Meanwhile Margery was walking rapidly toward the cottage where she and her mother had rooms.
“Oh, mother,” she began, as she took off her hat and scarf and began to arrange her hair before the little mirror, “I have such news to-day! Queenie—Miss Hetherton—is here!”
“Here! Reinette Hetherton here! and her father!” Mrs. La Rue exclaimed, springing to her feet as suddenly as if a bullet had pierced her.
But Margery’s back was toward her, and she did not see how agitated she was, or how deathly white she grew at the reply.
“Her father died on shipboard just as they reached New York, and Queenie is all alone in Merrivale.”
“Mr. Hetherton dead!” Mrs. La Rue repeated, as she dropped back into her chair, while the hot blood surged for a moment to her face and then left it pallid and gray as the face of a corpse.

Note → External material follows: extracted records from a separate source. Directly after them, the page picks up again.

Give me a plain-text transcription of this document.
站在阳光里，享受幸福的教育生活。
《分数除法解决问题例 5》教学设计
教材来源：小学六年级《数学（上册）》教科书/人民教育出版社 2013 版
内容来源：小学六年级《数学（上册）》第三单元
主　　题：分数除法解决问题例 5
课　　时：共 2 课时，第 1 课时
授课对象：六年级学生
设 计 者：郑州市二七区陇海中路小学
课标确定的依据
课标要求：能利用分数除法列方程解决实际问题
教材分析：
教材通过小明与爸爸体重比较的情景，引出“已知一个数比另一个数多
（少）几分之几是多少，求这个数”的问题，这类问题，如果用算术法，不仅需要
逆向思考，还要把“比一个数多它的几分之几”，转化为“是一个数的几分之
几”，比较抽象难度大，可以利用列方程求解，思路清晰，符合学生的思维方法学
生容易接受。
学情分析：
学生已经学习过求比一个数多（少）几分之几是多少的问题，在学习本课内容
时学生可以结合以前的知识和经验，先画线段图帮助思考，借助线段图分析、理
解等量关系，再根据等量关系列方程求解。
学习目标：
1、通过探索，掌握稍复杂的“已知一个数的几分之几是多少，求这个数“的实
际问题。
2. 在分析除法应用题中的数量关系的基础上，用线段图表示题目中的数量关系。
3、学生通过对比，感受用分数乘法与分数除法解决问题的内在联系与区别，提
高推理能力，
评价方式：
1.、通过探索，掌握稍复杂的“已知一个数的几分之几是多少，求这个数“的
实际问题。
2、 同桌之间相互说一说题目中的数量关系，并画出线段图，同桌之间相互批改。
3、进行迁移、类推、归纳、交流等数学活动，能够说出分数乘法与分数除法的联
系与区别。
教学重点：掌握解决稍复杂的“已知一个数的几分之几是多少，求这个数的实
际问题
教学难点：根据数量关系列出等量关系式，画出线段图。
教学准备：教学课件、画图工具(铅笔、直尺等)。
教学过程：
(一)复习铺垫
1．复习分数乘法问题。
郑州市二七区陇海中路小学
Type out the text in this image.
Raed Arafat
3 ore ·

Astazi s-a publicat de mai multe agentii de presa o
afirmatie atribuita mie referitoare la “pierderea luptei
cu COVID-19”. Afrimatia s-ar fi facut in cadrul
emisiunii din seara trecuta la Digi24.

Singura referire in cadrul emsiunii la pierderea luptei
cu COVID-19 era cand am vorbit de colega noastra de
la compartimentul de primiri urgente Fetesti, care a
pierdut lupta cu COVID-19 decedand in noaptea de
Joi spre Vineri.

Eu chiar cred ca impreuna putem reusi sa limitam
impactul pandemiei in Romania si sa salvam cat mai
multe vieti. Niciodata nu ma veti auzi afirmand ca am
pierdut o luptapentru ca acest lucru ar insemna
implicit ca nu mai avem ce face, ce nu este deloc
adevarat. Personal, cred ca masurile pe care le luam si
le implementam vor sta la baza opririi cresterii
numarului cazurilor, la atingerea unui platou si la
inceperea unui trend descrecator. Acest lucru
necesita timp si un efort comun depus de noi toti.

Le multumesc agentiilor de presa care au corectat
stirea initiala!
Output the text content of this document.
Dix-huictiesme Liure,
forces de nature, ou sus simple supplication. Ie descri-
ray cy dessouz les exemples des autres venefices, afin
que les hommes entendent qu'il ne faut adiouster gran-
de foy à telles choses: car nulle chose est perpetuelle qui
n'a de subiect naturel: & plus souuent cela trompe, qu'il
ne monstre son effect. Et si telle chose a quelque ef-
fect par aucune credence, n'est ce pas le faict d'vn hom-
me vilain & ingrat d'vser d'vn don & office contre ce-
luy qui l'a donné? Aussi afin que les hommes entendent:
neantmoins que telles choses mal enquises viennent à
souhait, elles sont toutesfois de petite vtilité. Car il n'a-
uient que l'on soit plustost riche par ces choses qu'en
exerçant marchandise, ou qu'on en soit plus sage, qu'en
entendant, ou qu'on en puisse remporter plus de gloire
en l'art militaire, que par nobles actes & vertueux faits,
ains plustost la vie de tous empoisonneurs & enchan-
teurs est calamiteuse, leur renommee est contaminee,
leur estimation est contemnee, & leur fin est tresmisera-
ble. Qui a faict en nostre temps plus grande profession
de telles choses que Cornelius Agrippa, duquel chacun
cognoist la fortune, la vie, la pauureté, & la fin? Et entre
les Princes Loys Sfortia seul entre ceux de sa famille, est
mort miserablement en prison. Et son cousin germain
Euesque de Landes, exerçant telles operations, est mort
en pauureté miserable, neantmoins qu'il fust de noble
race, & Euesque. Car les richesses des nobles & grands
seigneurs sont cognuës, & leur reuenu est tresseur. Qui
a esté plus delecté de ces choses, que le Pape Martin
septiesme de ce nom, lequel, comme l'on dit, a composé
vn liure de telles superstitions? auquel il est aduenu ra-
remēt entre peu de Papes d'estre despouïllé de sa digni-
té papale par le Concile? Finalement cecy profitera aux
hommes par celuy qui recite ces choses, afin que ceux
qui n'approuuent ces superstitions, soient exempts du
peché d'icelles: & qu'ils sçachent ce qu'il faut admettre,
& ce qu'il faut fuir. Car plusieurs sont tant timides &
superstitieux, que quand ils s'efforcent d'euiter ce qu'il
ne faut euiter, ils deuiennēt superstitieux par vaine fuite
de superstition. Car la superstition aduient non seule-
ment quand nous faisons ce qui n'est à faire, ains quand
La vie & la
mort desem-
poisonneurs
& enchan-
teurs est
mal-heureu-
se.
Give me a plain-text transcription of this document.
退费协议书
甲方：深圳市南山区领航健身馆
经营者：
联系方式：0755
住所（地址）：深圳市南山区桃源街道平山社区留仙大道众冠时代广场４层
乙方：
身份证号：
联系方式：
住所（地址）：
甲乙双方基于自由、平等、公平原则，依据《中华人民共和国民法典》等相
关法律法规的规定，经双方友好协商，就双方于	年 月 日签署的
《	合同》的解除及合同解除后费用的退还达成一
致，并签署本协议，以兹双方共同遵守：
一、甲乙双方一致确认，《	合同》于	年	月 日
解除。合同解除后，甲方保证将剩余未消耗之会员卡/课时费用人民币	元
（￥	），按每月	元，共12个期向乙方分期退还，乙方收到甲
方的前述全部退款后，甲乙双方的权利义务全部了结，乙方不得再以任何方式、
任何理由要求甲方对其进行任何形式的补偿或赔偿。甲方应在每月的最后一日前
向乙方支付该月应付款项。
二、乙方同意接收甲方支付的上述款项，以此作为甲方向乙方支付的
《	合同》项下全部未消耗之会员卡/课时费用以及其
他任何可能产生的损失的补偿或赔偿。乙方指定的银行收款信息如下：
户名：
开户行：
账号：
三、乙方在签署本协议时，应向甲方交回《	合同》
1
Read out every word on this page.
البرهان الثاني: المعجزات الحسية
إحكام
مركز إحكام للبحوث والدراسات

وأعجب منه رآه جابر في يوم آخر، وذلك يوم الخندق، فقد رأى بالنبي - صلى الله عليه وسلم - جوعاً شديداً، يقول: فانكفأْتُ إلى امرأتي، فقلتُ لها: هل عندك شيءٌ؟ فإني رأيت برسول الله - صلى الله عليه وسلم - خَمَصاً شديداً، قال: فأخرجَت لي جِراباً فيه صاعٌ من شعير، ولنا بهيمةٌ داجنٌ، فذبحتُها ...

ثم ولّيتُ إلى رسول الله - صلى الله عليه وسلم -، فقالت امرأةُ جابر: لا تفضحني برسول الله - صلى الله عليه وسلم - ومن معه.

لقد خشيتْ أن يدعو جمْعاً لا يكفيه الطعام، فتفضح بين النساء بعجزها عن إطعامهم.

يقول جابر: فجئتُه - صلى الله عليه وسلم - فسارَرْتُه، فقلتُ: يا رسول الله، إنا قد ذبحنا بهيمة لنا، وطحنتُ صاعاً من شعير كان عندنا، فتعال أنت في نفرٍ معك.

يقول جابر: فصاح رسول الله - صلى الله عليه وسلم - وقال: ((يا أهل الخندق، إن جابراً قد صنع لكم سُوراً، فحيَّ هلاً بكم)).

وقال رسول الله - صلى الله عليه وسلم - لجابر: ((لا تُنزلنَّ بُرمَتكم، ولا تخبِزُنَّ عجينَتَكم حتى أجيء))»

Something unnatural in the tone of her voice attracted Margery, who turned to look at her.
“Why, mother, what is it? Are you sick?” she cried, crossing swiftly to her and passing her arm around her as she leaned back heavily in the chair.
“I have been very dizzy-like all the morning. It is nothing: it will soon pass off,” Mrs. La Rue replied.
But when Margery insisted that she should lie down and be quiet, she did not refuse, but suffered her daughter to lead her to the lounge and bring her the hartshorn and camphor.